Brian Tamaki has called on people to take to the streets if lockdown is extended beyond midnight on Friday. Photo / Facebook
This article has been amended from the original.
Destiny Church bishop Brian Tamaki has told his followers they should take to the streets if the New Zealand Government announces an extension to the current three-day lockdown in effect in Auckland.
Speaking outside his church in South Auckland, across the road from a Covid-19 testing station, Tamaki said "there's another virus just as bad as Covid-19, it's called fear".

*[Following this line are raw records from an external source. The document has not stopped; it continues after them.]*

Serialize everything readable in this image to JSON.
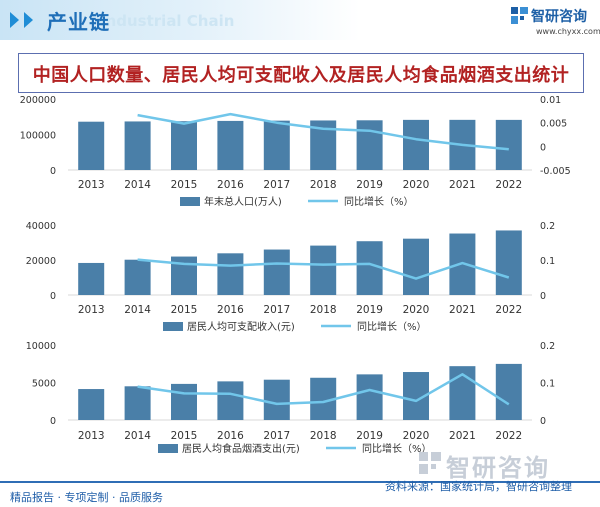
{
  "header": {
    "section_label": "产业链",
    "faint_en": "Industrial Chain",
    "brand_name": "智研咨询",
    "brand_url": "www.chyxx.com"
  },
  "title": "中国人口数量、居民人均可支配收入及居民人均食品烟酒支出统计",
  "footer": {
    "left": "精品报告 · 专项定制 · 品质服务",
    "source": "资料来源：国家统计局，智研咨询整理",
    "watermark": "智研咨询"
  },
  "colors": {
    "bar": "#4a7fa8",
    "line": "#71c6ea",
    "title": "#b22222",
    "brand": "#1d5fa6"
  },
  "chart_data": [
    {
      "type": "bar",
      "categories": [
        "2013",
        "2014",
        "2015",
        "2016",
        "2017",
        "2018",
        "2019",
        "2020",
        "2021",
        "2022"
      ],
      "series": [
        {
          "name": "年末总人口(万人)",
          "type": "bar",
          "axis": "left",
          "values": [
            136072,
            136782,
            137462,
            138271,
            139008,
            139538,
            140005,
            141212,
            141260,
            141175
          ]
        },
        {
          "name": "同比增长（%）",
          "type": "line",
          "axis": "right",
          "values": [
            null,
            0.0066,
            0.0048,
            0.0068,
            0.005,
            0.0037,
            0.0033,
            0.0015,
            0.0003,
            -0.0006
          ]
        }
      ],
      "y_left": {
        "ticks": [
          "0",
          "100000",
          "200000"
        ],
        "range": [
          0,
          200000
        ]
      },
      "y_right": {
        "ticks": [
          "-0.005",
          "0",
          "0.005",
          "0.01"
        ],
        "range": [
          -0.005,
          0.01
        ]
      }
    },
    {
      "type": "bar",
      "categories": [
        "2013",
        "2014",
        "2015",
        "2016",
        "2017",
        "2018",
        "2019",
        "2020",
        "2021",
        "2022"
      ],
      "series": [
        {
          "name": "居民人均可支配收入(元)",
          "type": "bar",
          "axis": "left",
          "values": [
            18311,
            20167,
            21966,
            23821,
            25974,
            28228,
            30733,
            32189,
            35128,
            36883
          ]
        },
        {
          "name": "同比增长（%）",
          "type": "line",
          "axis": "right",
          "values": [
            null,
            0.101,
            0.089,
            0.084,
            0.09,
            0.087,
            0.089,
            0.047,
            0.091,
            0.05
          ]
        }
      ],
      "y_left": {
        "ticks": [
          "0",
          "20000",
          "40000"
        ],
        "range": [
          0,
          40000
        ]
      },
      "y_right": {
        "ticks": [
          "0",
          "0.1",
          "0.2"
        ],
        "range": [
          0,
          0.2
        ]
      }
    },
    {
      "type": "bar",
      "categories": [
        "2013",
        "2014",
        "2015",
        "2016",
        "2017",
        "2018",
        "2019",
        "2020",
        "2021",
        "2022"
      ],
      "series": [
        {
          "name": "居民人均食品烟酒支出(元)",
          "type": "bar",
          "axis": "left",
          "values": [
            4127,
            4494,
            4814,
            5151,
            5374,
            5631,
            6084,
            6397,
            7178,
            7481
          ]
        },
        {
          "name": "同比增长（%）",
          "type": "line",
          "axis": "right",
          "values": [
            null,
            0.089,
            0.071,
            0.07,
            0.043,
            0.048,
            0.08,
            0.051,
            0.122,
            0.042
          ]
        }
      ],
      "y_left": {
        "ticks": [
          "0",
          "5000",
          "10000"
        ],
        "range": [
          0,
          10000
        ]
      },
      "y_right": {
        "ticks": [
          "0",
          "0.1",
          "0.2"
        ],
        "range": [
          0,
          0.2
        ]
      }
    }
  ]
}
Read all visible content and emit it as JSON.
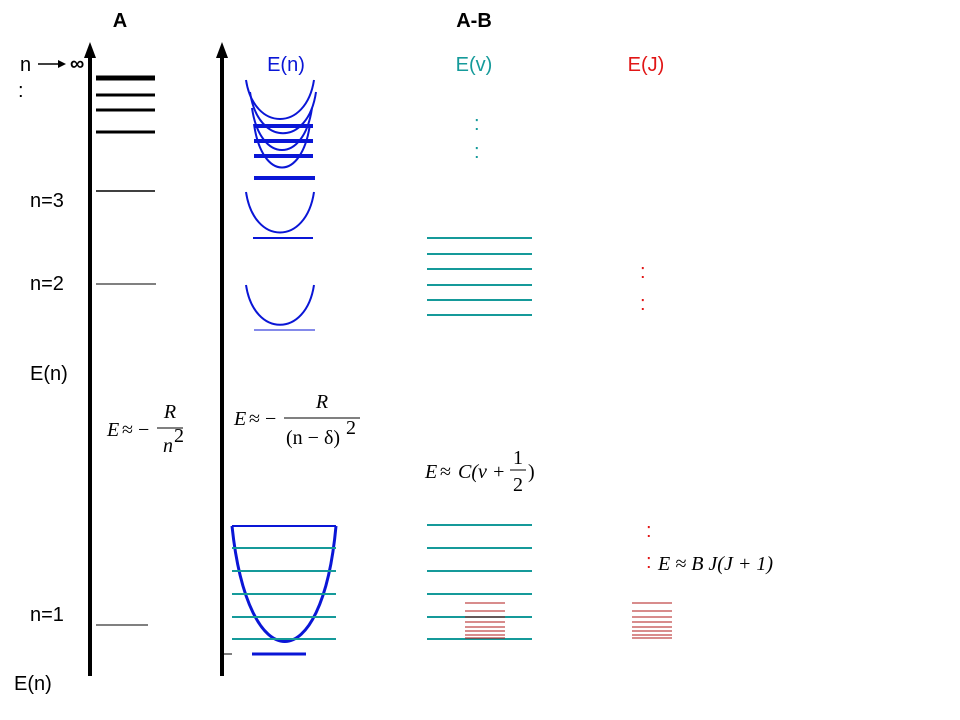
{
  "headers": {
    "atom": "A",
    "molecule": "A-B"
  },
  "column_labels": {
    "electronic": "E(n)",
    "vibrational": "E(v)",
    "rotational": "E(J)"
  },
  "atom_labels": {
    "n_symbol": "n",
    "infinity": "∞",
    "colon": ":",
    "n3": "n=3",
    "n2": "n=2",
    "n1": "n=1",
    "axis_mid": "E(n)",
    "axis_bottom": "E(n)"
  },
  "ellipsis": ":",
  "formulas": {
    "atom": {
      "lhs": "E",
      "approx": "≈ −",
      "num": "R",
      "den": "n",
      "den_power": "2"
    },
    "molecule_electronic": {
      "lhs": "E",
      "approx": "≈ −",
      "num": "R",
      "den": "(n − δ)",
      "den_power": "2"
    },
    "vibrational": {
      "lhs": "E",
      "approx": "≈",
      "body": "C(v +",
      "num": "1",
      "den": "2",
      "close": ")"
    },
    "rotational": {
      "text": "E ≈ B J(J + 1)"
    }
  },
  "colors": {
    "axis": "#000000",
    "electronic": "#0a16d6",
    "vibrational": "#159a9a",
    "rotational": "#e11616",
    "rotational_lines": "#b01818",
    "text": "#000000"
  }
}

He pointed the finger at the Government who he says is telling New Zealanders to close their front doors while keeping the borders open to "immigrants, refugees still, and people from countries where this Covid-19 pandemic has been very active".
"I wanna say something: This has gone too far," he says.
"We're gonna end up like a third world country that's having civil war," he says.
"I don't believe we should let our freedoms and our rights be railroaded again. I think we should be contemplating about taking to the streets."
Tamaki says the "socialistic and communist" Government is using the pandemic for political reasons.
"If you want New Zealand to remain New Zealand you can't sit at home and be locked down," he tells his followers on Facebook.
"Our borders are wide open but she [the Prime Minister] wants to shut our front doors and our back doors in our homes - don't you find this ironic?"
New Zealand's borders have been closed since earlier this year, except to returning citizens, residents and very small numbers of workers whose jobs are deemed essential to this country.
"If there is any community transmission, it's coming from our open borders," he adds.
"If she goes beyond the shutdown on Friday, we ought to be considering a stand on the Saturday," Tamaki says, urging his followers to defy lockdown rules and take to the streets.
He says the country needs "to get rid of this socialist communist Government".
"If the case is true, isolate them, but let the economy, let us continue to work."